Das Fazit: Kohl hatte recht. Der Euro ist gegen deutsche Interessen. Besser: Er ist gegen die Interessen der deutschen Bürger. Denn die deutschen Politiker, wie Kohl einer war, profitierten und profitieren sehr wohl davon. Sie, ihre aufgeblähten Verwaltungen und die an ihren Zitzen hängenden Industrien und Leistungsbezieher. Via Steuereinnahmen und Gratis-Schulden.

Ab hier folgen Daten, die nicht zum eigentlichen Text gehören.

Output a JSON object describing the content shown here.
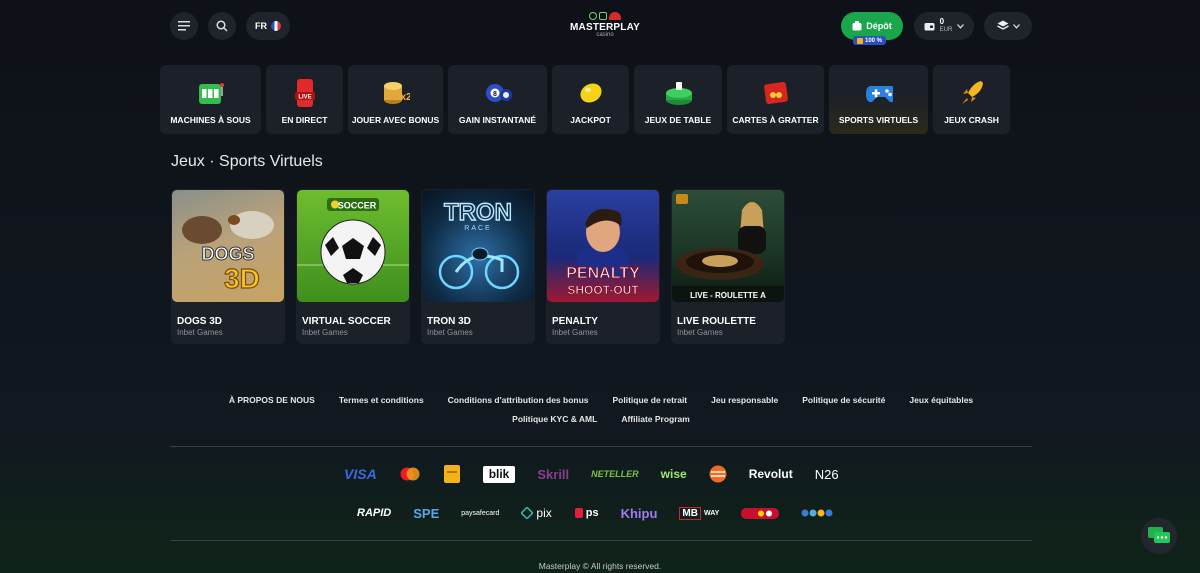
{
  "header": {
    "lang": "FR",
    "logo_text": "MASTERPLAY",
    "logo_sub": "casino",
    "deposit_label": "Dépôt",
    "deposit_badge": "100 %",
    "wallet_amount": "0",
    "wallet_currency": "EUR"
  },
  "categories": [
    {
      "label": "MACHINES À SOUS",
      "icon": "slot-machine-icon"
    },
    {
      "label": "EN DIRECT",
      "icon": "live-phone-icon",
      "badge": "LIVE"
    },
    {
      "label": "JOUER AVEC BONUS",
      "icon": "coins-x2-icon",
      "badge": "x2"
    },
    {
      "label": "GAIN INSTANTANÉ",
      "icon": "lottery-balls-icon",
      "badge": "8"
    },
    {
      "label": "JACKPOT",
      "icon": "lemon-icon"
    },
    {
      "label": "JEUX DE TABLE",
      "icon": "card-table-icon"
    },
    {
      "label": "CARTES À GRATTER",
      "icon": "scratch-card-icon"
    },
    {
      "label": "SPORTS VIRTUELS",
      "icon": "gamepad-icon",
      "active": true
    },
    {
      "label": "JEUX CRASH",
      "icon": "rocket-icon"
    }
  ],
  "section_title": "Jeux · Sports Virtuels",
  "games": [
    {
      "name": "DOGS 3D",
      "provider": "Inbet Games",
      "art": "DOGS",
      "art2": "3D"
    },
    {
      "name": "VIRTUAL SOCCER",
      "provider": "Inbet Games",
      "art": "SOCCER"
    },
    {
      "name": "TRON 3D",
      "provider": "Inbet Games",
      "art": "TRON",
      "art2": "RACE"
    },
    {
      "name": "PENALTY",
      "provider": "Inbet Games",
      "art": "PENALTY",
      "art2": "SHOOT-OUT"
    },
    {
      "name": "LIVE ROULETTE",
      "provider": "Inbet Games",
      "art": "LIVE - ROULETTE A"
    }
  ],
  "footer_links": [
    "À PROPOS DE NOUS",
    "Termes et conditions",
    "Conditions d'attribution des bonus",
    "Politique de retrait",
    "Jeu responsable",
    "Politique de sécurité",
    "Jeux équitables",
    "Politique KYC & AML",
    "Affiliate Program"
  ],
  "payments_row1": [
    "VISA",
    "mastercard",
    "interac",
    "blik",
    "Skrill",
    "NETELLER",
    "wise",
    "circle",
    "Revolut",
    "N26"
  ],
  "payments_row2": [
    "RAPID",
    "SPE",
    "paysafecard",
    "pix",
    "ps",
    "Khipu",
    "MB WAY",
    "bank",
    "multibanco"
  ],
  "payment_text": {
    "visa": "VISA",
    "blik": "blik",
    "skrill": "Skrill",
    "neteller": "NETELLER",
    "wise": "wise",
    "revolut": "Revolut",
    "n26": "N26",
    "rapid": "RAPID",
    "spe": "SPE",
    "paysafecard": "paysafecard",
    "pix": "pix",
    "ps": "ps",
    "khipu": "Khipu",
    "mbway_mb": "MB",
    "mbway_way": "WAY"
  },
  "copyright": "Masterplay © All rights reserved.",
  "colors": {
    "bg": "#0e1117",
    "card": "#1b2029",
    "accent_green": "#1aa64a",
    "badge_blue": "#2a4fbf"
  }
}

Das Lied vom deutschen Euro-Profit hat sich längst abgenutzt. Man mag’s nicht mehr hören und es wäre höchste Zeit, dass sowohl Medien, als auch Politik aufhörten, es zu singen. Aber das Gegenteil scheint der Fall zu sein. Der Kanon von der vertieften Währungs- und Wirtschaftsunion erklingt lauter denn je. Und was kommt dann? Exportkontingente? Ein Inlands-Investitionsbefehl für Deutschland? Oder vielleicht einfach die ehrliche Ansage, die Target2-Forderungen seien Futsch und die Hälfte des “Problems” damit schon gelöst, während man dem Rest via Transferunion mit Links Herr zu werden gedenke? Man wird sehen. Aber die Annahme, dass die aufrichtige Version des Einheitskanzlers auch künftig recht behalten und die grotesken Marktverzerrungen zu Ungunsten zuerst der Deutschen am Ende ganz Europas fortgeführt werden, ist nicht abwegig. Leider.